AMADOS DE DIOS
Pocos días como hoy concurren las lecturas con tanta fuerza y evidencia para afirmar el núcleo de la revelación: “Dios es amor” (1Jn 4, 7). Quizá no valoramos la expresión suficientemente, por ser manida y estar un tanto gastada, como si fuera fórmula aprendida del catecismo.
Y sin embargo, cuando uno experimenta en propia carne que Dios no lleva cuentas del mal, que perdona y “no hace distinciones” (Act 10, 34 ), seas de la nación que seas, que te quiere por ti mismo, se llega a ser consciente de que el amor de Dios no depende de la propia respuesta, ni siquiera de la fidelidad que tengamos, porque “en esto consiste el amor: no en que nosotros hayamos amado a Dios, sino en que él nos amó y nos envió a su Hijo como víctima de propiciación por nuestros pecados (1Jn 4,10).
Si descubres que el amor con el que eres amado, no es de compromiso, ni pasajero, sino que Jesucristo afirma: “Como el Padre me ha amado, así os he amado yo; permaneced en mi amor” (Jn 15, 9), ¿qué resistencia cabe ante tal derroche de amor y declaración de fidelidad?
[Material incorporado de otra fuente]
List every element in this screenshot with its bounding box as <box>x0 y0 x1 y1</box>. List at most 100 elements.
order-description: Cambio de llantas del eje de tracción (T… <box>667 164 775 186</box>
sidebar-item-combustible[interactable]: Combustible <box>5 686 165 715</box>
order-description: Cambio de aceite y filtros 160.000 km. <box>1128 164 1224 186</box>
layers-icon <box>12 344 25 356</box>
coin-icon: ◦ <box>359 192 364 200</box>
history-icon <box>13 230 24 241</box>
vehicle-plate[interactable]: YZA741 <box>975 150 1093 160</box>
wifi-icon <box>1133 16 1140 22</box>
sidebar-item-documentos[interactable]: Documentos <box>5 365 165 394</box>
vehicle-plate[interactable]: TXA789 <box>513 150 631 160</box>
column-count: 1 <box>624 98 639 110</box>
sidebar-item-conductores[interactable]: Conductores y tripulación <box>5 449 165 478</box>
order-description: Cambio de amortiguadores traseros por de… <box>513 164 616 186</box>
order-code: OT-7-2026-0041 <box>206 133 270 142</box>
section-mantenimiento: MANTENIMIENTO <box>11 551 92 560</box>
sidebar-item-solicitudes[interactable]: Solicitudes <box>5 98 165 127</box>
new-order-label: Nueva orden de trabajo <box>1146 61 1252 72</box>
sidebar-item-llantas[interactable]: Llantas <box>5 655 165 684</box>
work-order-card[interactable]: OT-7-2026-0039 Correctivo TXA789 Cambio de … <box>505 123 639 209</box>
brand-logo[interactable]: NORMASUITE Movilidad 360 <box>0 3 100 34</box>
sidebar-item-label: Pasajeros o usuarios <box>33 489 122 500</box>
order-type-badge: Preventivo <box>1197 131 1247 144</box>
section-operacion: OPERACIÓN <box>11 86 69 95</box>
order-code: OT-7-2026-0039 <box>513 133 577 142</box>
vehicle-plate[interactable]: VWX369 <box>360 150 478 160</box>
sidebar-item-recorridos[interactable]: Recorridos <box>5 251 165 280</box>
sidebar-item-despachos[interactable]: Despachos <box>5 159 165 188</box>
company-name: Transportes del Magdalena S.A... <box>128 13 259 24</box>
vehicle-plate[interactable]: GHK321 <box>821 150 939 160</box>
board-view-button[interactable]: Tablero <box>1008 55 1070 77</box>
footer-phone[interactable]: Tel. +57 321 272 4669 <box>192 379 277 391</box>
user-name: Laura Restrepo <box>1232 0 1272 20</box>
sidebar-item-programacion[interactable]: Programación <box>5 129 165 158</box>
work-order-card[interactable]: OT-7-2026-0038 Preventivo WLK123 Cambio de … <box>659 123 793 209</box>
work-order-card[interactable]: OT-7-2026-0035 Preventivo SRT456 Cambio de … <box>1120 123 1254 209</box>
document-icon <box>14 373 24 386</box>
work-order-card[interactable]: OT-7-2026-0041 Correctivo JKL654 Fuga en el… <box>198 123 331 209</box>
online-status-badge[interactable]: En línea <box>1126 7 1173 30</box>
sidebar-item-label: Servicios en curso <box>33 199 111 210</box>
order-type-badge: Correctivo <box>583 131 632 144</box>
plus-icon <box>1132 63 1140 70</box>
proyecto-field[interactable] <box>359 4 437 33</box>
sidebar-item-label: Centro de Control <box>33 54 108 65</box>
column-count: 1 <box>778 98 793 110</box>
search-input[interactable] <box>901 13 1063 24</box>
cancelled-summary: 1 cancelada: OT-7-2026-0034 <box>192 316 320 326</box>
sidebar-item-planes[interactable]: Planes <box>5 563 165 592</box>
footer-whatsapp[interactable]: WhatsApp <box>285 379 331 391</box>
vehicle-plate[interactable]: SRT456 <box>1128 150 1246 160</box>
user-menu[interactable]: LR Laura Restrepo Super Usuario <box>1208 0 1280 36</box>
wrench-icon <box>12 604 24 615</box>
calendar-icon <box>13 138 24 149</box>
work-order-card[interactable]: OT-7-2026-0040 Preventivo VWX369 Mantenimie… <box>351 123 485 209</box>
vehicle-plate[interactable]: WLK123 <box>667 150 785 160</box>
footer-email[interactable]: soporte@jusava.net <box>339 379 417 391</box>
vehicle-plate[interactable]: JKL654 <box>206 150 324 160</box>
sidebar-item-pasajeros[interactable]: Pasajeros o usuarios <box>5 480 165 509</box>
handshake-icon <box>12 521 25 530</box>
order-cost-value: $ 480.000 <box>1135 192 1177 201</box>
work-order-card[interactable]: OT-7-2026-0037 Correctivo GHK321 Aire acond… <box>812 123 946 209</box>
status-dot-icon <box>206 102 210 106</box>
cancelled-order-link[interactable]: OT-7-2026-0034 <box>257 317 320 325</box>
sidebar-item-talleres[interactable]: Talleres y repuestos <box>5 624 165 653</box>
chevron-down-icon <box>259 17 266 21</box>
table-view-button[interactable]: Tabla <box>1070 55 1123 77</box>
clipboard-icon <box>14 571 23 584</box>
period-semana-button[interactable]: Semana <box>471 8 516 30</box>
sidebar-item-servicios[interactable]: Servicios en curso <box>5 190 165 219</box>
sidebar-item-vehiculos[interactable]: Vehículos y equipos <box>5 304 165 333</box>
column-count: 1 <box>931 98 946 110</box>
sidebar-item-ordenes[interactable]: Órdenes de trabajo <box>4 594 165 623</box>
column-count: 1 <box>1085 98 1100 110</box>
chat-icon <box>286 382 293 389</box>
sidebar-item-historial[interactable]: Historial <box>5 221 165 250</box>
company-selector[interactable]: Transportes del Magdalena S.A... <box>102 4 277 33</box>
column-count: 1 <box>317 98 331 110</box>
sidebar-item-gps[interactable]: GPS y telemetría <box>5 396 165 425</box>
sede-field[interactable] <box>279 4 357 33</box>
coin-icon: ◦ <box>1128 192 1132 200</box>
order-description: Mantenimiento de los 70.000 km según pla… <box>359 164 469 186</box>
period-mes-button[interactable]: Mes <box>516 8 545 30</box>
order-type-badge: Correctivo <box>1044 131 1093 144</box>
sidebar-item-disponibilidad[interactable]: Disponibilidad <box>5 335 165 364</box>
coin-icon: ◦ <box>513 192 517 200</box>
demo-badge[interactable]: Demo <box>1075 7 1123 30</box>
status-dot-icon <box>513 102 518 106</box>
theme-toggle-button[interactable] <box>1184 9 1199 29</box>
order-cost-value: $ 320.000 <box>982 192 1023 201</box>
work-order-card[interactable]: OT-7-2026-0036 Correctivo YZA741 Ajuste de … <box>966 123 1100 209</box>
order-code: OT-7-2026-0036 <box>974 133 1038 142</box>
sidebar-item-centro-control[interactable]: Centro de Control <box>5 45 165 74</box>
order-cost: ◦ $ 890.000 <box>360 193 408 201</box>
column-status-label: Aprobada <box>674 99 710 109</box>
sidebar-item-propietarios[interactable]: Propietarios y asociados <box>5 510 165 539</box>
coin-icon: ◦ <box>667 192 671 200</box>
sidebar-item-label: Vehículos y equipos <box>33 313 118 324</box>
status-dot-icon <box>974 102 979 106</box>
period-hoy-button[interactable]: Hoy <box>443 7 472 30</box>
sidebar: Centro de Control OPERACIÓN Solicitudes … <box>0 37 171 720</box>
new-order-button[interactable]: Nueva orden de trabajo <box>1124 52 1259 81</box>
Te puedo asegurar que si en algún momento de tu vida percibes en tu corazón la brisa del amor divino, quedarás conmovido como el profeta, postrado por sobrecogimiento, al mismo tiempo que sentirás la anchura interior y el abrazo envolvente de la misericordia.
Deja que entre en ti la declaración de amor más sincera, estable, gratuita, regeneradora, fiel, permanente, la declaración divina, y nada será igual. La existencia de cada uno de nosotros transcurre en la diferencia entre mendigar amor o en sabernos amados, en caminar heridos de nostalgia, o remecidos de agradecimiento.
¡Qué distinto es levantarse cada mañana, sabiendo que alguien te mira, te espera, te acompaña, te quiere, de no saber para qué ni para quién vives!
“Tú eres amado”. Te puedo asegurar que estas palabras cambiaron mi vida, aunque por torpeza a veces las olvide, pero cuando se han grabado en el corazón en momentos de intensa soledad, siempre cabe volver a ellas. Se reconoce que son sinceras, restauradoras, discretas y, como cuando después de una gran sequía vuelven las lluvias suaves y templadas, todo el ser se estremece y le parece soñar, pero es verdad. ¡Somos amados!
No desperdicies la generosidad de Dios, de ella depende que gustes la felicidad posible en esta vida. Te lo deseo.